The People’s Republic of China is the world’s most populous autocracy, controlled by a very small winning coalition, of perhaps 200 members. Predictably, it is one of the world’s worst functioning societies from the perspectives of human rights and economic freedoms. The leaders of the country are busily engaged in looting the people for their own private benefit and in making sure that no whiff of jasmine reaches its masses, yearning as they are to be free.
So it is no surprise that the regime clamped down hard on one of its most heroic citizens, the blind human rights activist, Chen Guangcheng, first jailing him and then subjecting him to house arrest for the crime of exposing forced abortions in pursuance of the one-child policy across the People’s Republic. For good measure, the Standing Committee of Nine has made sure that Chen’s wife has been brutally beaten at regular intervals as a warning to other would be activists who work for personal freedom in this wretched enslaved country.
Last week Chen made a brilliant escape from his thuggish environment, finding his way, with the assistance of other like-minded freedom-fighters, to relative security in the United States Embassy in Beijing.
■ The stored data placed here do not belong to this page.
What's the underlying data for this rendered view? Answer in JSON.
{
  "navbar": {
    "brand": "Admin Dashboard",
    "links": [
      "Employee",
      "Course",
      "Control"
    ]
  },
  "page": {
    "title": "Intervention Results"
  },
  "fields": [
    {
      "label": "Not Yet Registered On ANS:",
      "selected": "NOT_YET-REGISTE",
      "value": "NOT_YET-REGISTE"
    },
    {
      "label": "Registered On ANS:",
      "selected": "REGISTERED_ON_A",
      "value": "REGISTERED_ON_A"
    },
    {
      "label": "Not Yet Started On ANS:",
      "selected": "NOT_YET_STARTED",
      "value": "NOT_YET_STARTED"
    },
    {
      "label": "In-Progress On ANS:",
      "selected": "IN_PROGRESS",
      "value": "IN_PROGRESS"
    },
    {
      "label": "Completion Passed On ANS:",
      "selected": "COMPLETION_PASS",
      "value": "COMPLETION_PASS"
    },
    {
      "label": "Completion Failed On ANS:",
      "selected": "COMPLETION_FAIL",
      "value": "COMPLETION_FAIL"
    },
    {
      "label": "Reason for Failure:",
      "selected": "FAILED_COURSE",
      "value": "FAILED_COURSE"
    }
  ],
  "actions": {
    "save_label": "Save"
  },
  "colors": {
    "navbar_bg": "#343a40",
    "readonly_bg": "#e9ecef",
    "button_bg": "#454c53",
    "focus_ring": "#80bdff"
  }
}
The U.S. media is now making a big deal about the difficulty this situation imposes for the Obama administration, in resolving the future of an unexpected guest.
The hand-wringing is surely specious. For the solution is self-evident, if the principles of individual liberty and national sovereignty are the joint criteria that govern rational decision-making.
President Obama should immediately and unconditionally offer Chen political asylum in the United States. If he accepts, then the United States should provide him with safe passage from Beijing to the United States, with or without the permission of the Chinese dictators, and by whatever means – transparent or opaque – are considered necessary.
Should Chen choose to remain within the People’s Republic, in order to pursue his political agenda from within his own country, President Obama should release him from the Embassy to whomsoever he may choose, but without any further United States’ protection. To do otherwise would be to transgress upon sovereign rights. And the United States has no justification for so transgressing, unless it chooses to declare war on the People’s Republic. Such a declaration, of course, would be extremely unwise, and almost certainly would be political suicide for the Obama administration.
The solution is simple, but it will take political courage to effect it. Whether President Obama is endowed with such courage is yet to be revealed. No doubt all will be revealed well before the November 2012 elections take place. It should not take more than six months to spirit one dedicated freedom-fighter to the freedom that he has so justly earned.
Unfortunately, whatever happens, Chen’s family will remain in the brutal hands of China’s autocrats. The days of the devils are still with us, and will so remain until the sweet scent of jasmine embraces the entire Middle Kingdom.